Perhaps it's time for a Yanis Varoufakis of our own in Washington.



jordani said...

Totally disagree with author.
Iceland is wrong example. They're not doing very well, compared to UK and Netherland, whom's citizens deposit burn out into Iceland banks.
Iceland is pure example why today's world is better place or why EU and NATO must exist. Some 70 years before and with cheat like Iceland do, they will became occupied territory within 2 days.

Greece: argument for greedy bankers can't be used here. EU banks doesn't lend money to biz or persons, but to govt of Greece, which as much greedy and financially incapable as borrowers are.
Let me remind you that largest debts in the world belong to govt of US and UK, I suppose you don't want to live in the world where both states show finger to their bankers. BTW to which bankers ?!? FED and Bank of England ? It is same to show finger to yourself.

Dan F. said...

Don't think it is possible for that type of person to be elected in the U.S. with its current one party system. It would be way too late if we did anyway.

Anonymous said...

Sorry to disagree Peter.

I see Greece giving the EU Central bank a default notification and going back to spending like a drunken sailor. That was the platform he ran on. That will end any outside investment in Greece and who could blame anyone for not risking their capitol.

Secondly the Greek government ran crying to anyone who would listen, please give us cash to meet our bills. We'll pay you back when things get better.

Renegotiate the rate if you can but don't whine about getting a bad rate when you have terrible credit.

I think Zimbabwe would be a better economic model to look at.


Peter said...

@Gerry: I agree with you. However, if the EU is no longer providing bailout funds, Greece will have to print its own drachmas - and they'll be usable only inside Greece. They won't be accepted anywhere else. That will put a stop to a great many currency-flight shenanigans.

Anonymous said...

"New Greek PM Alexis Tsipras tells his first cabinet meeting his country will not default on its bailout debts, but will negotiate with creditors." -- BBC, this morning.

Maybe this is a politician's way of saying they WILL default.


Anonymous said...

The Greek people most certainly chose SYRIZA, regardless of what hooting or chest-beating Europe or the rest of the world thought about it. The Hellenic Republic is a sovereign nation, and if they wish to begin some fiscal policy that no one else wishes them to begin, so what? The price of dealing with a republic is that their public may simply change its mind. Did anyone become so deluded as to think that Greek bonds and Greek debts acted as voting shares?

If SYRIZA harms Greece through its decisions, the only people to blame is the Greek People for electing them. If Greece harms its creditors through Greece's decisions, the only people to blame are the creditors for lending to them.
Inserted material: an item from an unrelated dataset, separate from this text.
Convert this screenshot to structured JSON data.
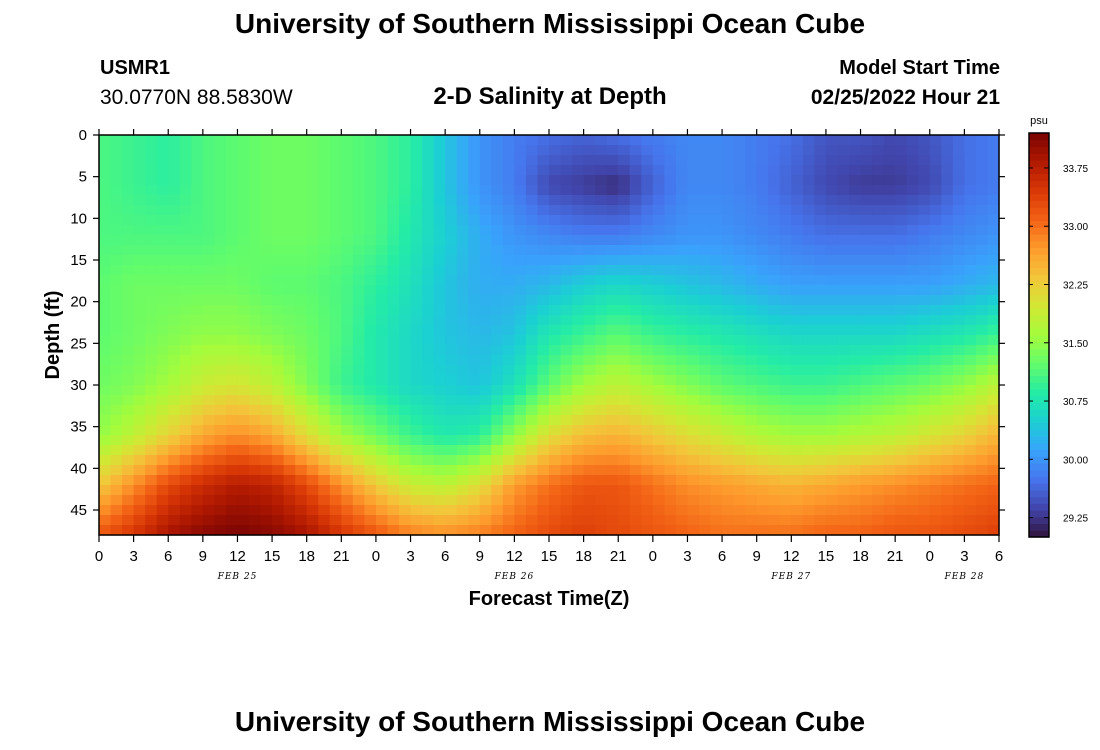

For once someone in power has stated reality; the show cannot go on. Let us celebrate this, at least.

-- Smithgift. The openID thing seems to have broken.

PapaMAS said...

Bankers being irresponsible should be punished - as should the government officials which forced the bankers to make irresponsible loans.

Rolf said...

Greece can't stay in the EU and keep the Euro currency and dig its way out. The numbers just don't pencil out. Their only real alternative is to quit the Euro and devalue their currency so they can become economically competitive and start getting people back to work, people who have been priced out of the marketplace by the economic straightjacket the EU/Euro has placed them in.

If Greece bails, and starts doing well, expect the other marginal nations in the EU (Portugal, Italy, and Ireland to start with) to do the same. Whether or not the totally repudiate external debt, write it down, convert it to local (devaluing) currency, or what might vary from place to place.

Trying to prevent the pain of dealing with bad debt for REAL, like Japan has for the last thirty years is a recipe for disaster that only a major banking cartel could like.